Pew Research reported that, in 2013, 78% of all teens had a cell phone. Assume this estimate is correct. We randomly pick 100 teens.

In this problem, we are looking for an approximate answer, using the standard normal distribution as an approximation to the binomial. Approximation is used because the problem is stated to ask for an approximate probability, and also we can use a test with the particulars in the problem to justify.

Binomial

n = 100 trials, where the response is yes or no to having a cell phone.

p = .78, probability that a student has a cell phone.

q = 1 - p = .22

Since n*p = 78 > 5 and n*q = 22 > 5, we can justify use of the approximation.

Solution:

mean: np = 100*.78 = 78

standard deviation: square root (n * p * q) = square root (100 * .78 * .22) = 4.1425

P (x < 75)

= P ((x - mean / std dev) < (75 - 78)/ 4.4125

= P (z < -.7242)

Look up on z table, yields .2345 as the area under the normal curve to the left of the z value of -.7242)

The probability is 23.45% that fewer than 3/4 (75%) students have a cell phone.

Alternative calculation.

While most textbooks like to use a normal approximation for binomial distributions for ease in calculation and to normalize the lessons (no pun intended) to emphasize lessons on normal distribution probabilities, the normal approximation is just that, an approximation.

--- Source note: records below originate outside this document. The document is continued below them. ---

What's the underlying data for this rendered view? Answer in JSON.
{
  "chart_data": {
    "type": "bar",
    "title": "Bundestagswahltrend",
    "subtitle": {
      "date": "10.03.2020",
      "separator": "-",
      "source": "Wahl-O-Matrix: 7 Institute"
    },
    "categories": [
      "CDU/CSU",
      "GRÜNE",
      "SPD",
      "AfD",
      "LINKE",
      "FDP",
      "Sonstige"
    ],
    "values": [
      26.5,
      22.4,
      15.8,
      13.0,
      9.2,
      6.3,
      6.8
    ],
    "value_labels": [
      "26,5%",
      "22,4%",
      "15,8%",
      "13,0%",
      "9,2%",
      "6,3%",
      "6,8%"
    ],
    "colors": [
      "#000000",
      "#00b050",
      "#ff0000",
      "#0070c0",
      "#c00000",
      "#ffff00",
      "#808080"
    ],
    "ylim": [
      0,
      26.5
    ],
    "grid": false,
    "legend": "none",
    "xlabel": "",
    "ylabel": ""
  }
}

An exact answer is calculable using the binomial distribution

b(x; n, P) = _nC_x * P^x * (1 - P)^{n - x} or using factorial notation

b(x; n, P) = { n! / [ x! (n - x)! ] } * P^x * (1 - P)^{n -x}

^{with ρ = 0.78, n = 100 and x = 75 the probability of any number less than 75 students out of the sample of 100 having a cell phone is calculated as 0.1972 ( which can also be written as 19.72% ) and for less than or EQUAL to 75, P = .2684.}

^{Calculation can be done by hand, using a calculator with the cumulative binomial distribution function, or an on line calculator}

Note: Since the original question asked for an approximate probability we can assume the normal approximation was the method requested as was previously posted. This exact method is presented as an extension to illustrate alternative statistical methods as well as highlighting the limitations of some commonly used estimates. (19.6% differs quite a bit from the 23.45% you get when using the normal approximation)